A new history museum called "Greenwood Rising," tells the story of what happened during the Tulsa Race Massacre 99 years ago.
It's being built at the intersection of Greenwood and Archer.
"To have it there, for people to come in and say 'here's what the business and economic hub starts', in Deep Greenwood, and to watch it progress, is going to be amazing," said Project Manager Phil Armstrong.
There's not much left of what was the original Greenwood business district.
Parts were rebuilt after the massacre, and some was torn down during urban renewal and construction of the inner dispersal loop.
A five-story building for offices and shops was planned for the corner; now, it's going behind Greenwood Rising which will face the intersection and sit on historic ground.
Renderings show it complimenting the design of the GreenArch building across Greenwood.

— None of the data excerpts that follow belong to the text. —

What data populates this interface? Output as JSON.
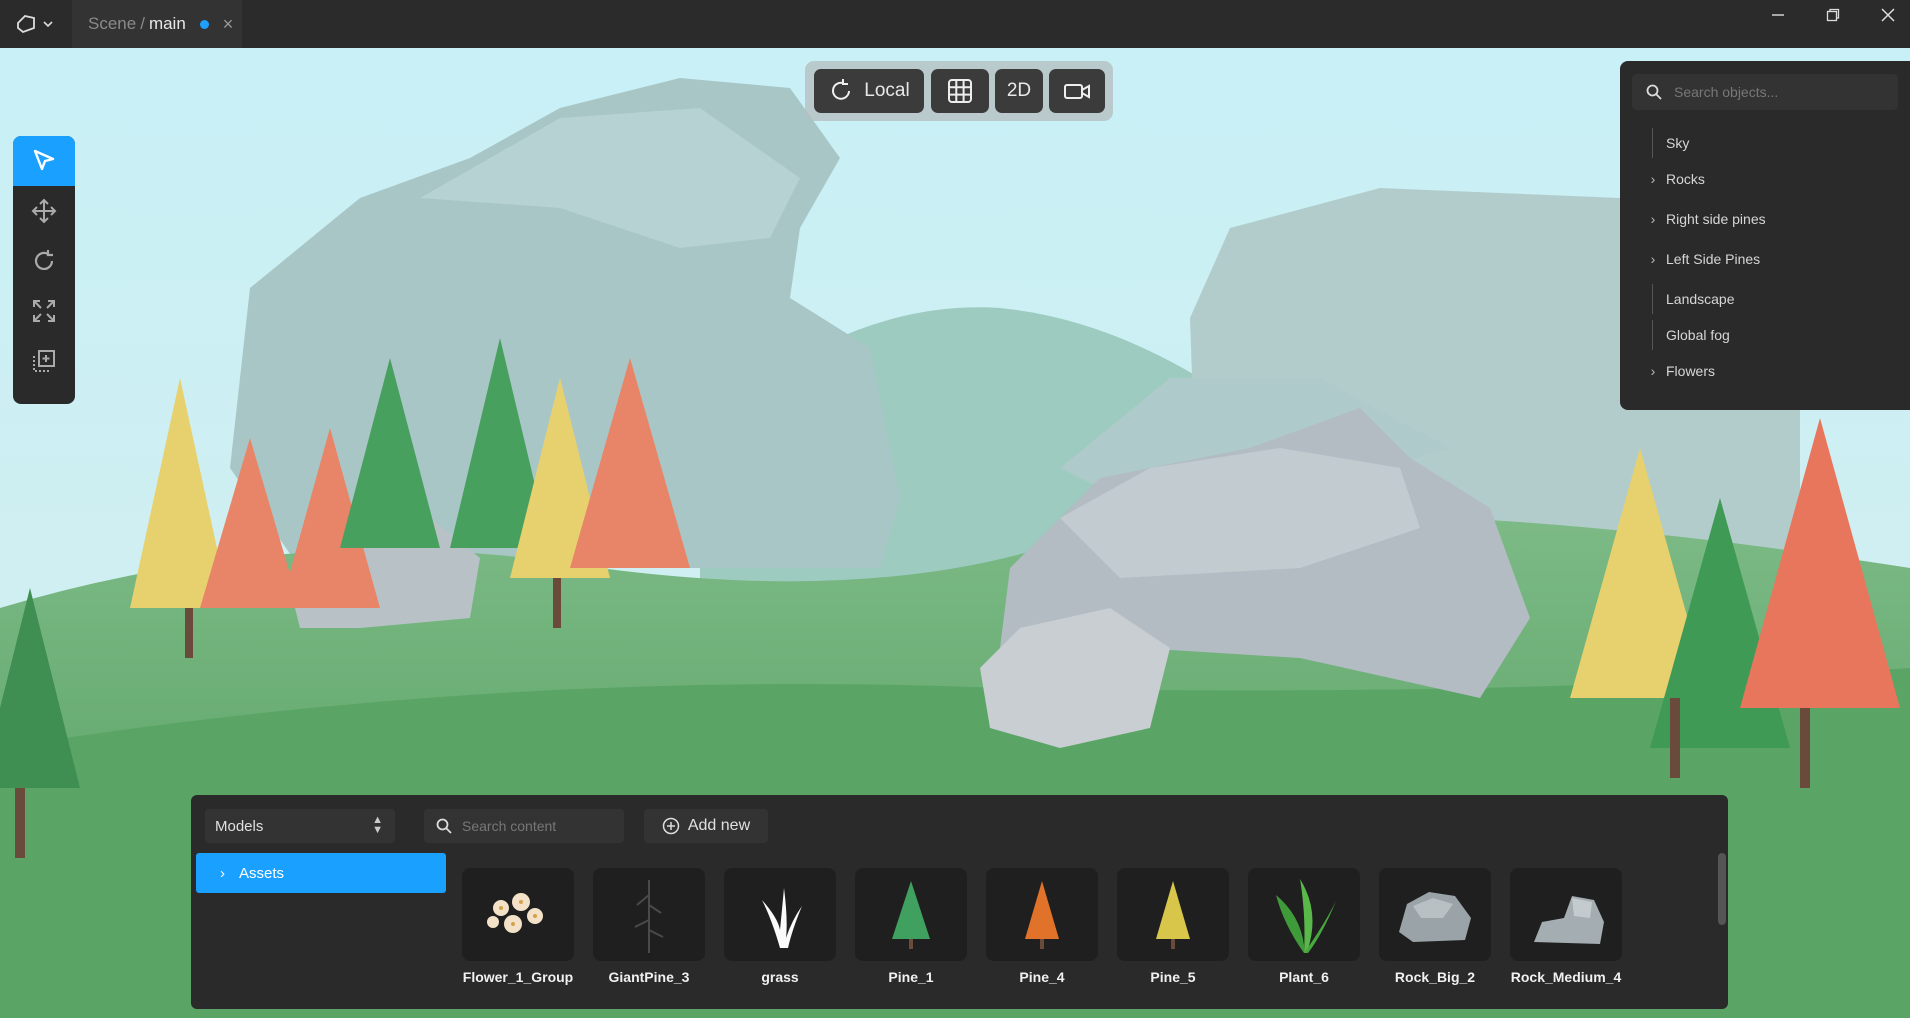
{
  "tab": {
    "crumb": "Scene",
    "separator": "/",
    "name": "main",
    "close": "×"
  },
  "window_controls": [
    "minimize-icon",
    "restore-icon",
    "close-icon"
  ],
  "left_tools": [
    "select-cursor-icon",
    "move-icon",
    "rotate-icon",
    "scale-icon",
    "add-object-icon"
  ],
  "top_tools": {
    "space_label": "Local",
    "view_2d_label": "2D",
    "icons": [
      "rotate-space-icon",
      "grid-icon",
      "camera-icon"
    ]
  },
  "outliner": {
    "search_placeholder": "Search objects...",
    "items": [
      {
        "label": "Sky",
        "expandable": false
      },
      {
        "label": "Rocks",
        "expandable": true
      },
      {
        "label": "Right side pines",
        "expandable": true
      },
      {
        "label": "Left Side Pines",
        "expandable": true
      },
      {
        "label": "Landscape",
        "expandable": false
      },
      {
        "label": "Global fog",
        "expandable": false
      },
      {
        "label": "Flowers",
        "expandable": true
      }
    ]
  },
  "assets_panel": {
    "type_select": "Models",
    "search_placeholder": "Search content",
    "add_new_label": "Add new",
    "folder": "Assets",
    "items": [
      "Flower_1_Group",
      "GiantPine_3",
      "grass",
      "Pine_1",
      "Pine_4",
      "Pine_5",
      "Plant_6",
      "Rock_Big_2",
      "Rock_Medium_4"
    ]
  },
  "colors": {
    "accent": "#1aa0ff",
    "panel": "#2a2a2a",
    "sky": "#cdeff4",
    "grass": "#5fa86a",
    "pine_green": "#3c9a58",
    "pine_orange": "#e6725a",
    "pine_yellow": "#e8d070",
    "rock": "#a8b4ba"
  }
}
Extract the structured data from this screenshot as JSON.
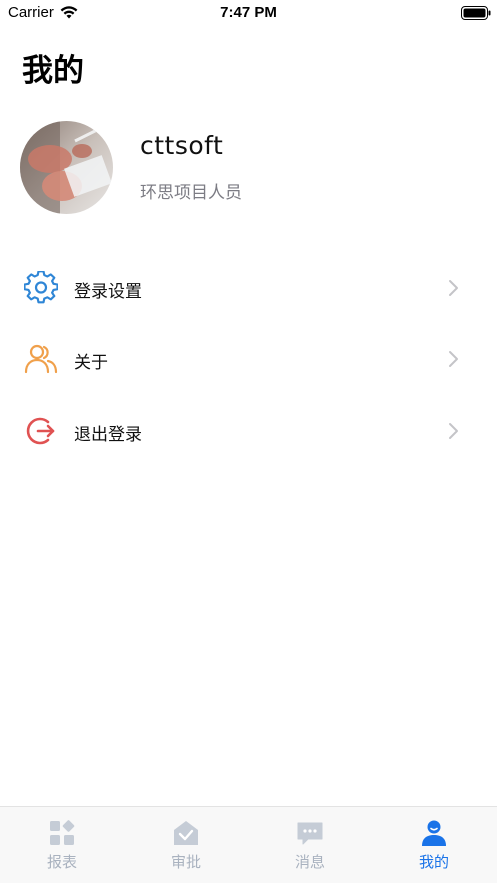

"To have Greenwood Rising set right there at the entrance Greenwood and Archer, I don't have words to describe how awesome it is that this came about," Armstrong said.
The decision to build the museum at this location came about after negotiations fell apart to build it by the Greenwood Cultural Center, across from Vernon AME Church. Tulsa's Hille Foundation donated the land.
"It's too important of a story to let another year go by," said Maggie Hille-Yar with the Hille Foundation. "So, we're excited to be a piece of that happening so our kids and grandkids and finally know the full story of Black Wall Street."
She is a foundation trustee. Her husband, Kajeer, is the developer of 21 North Greenwood.
"Greenwood is really a story about people coming together, and that's why we thought it was important to have it where it is, but also just to make sure that story is told," Kajeer Yar said.
The site faces the old surviving Greenwood buildings, across from some new businesses.
The 85,000 square foot office building now planned next to the museum will bring more people and possibilities to the Greenwood District, 99 years after most of it was burned to the ground.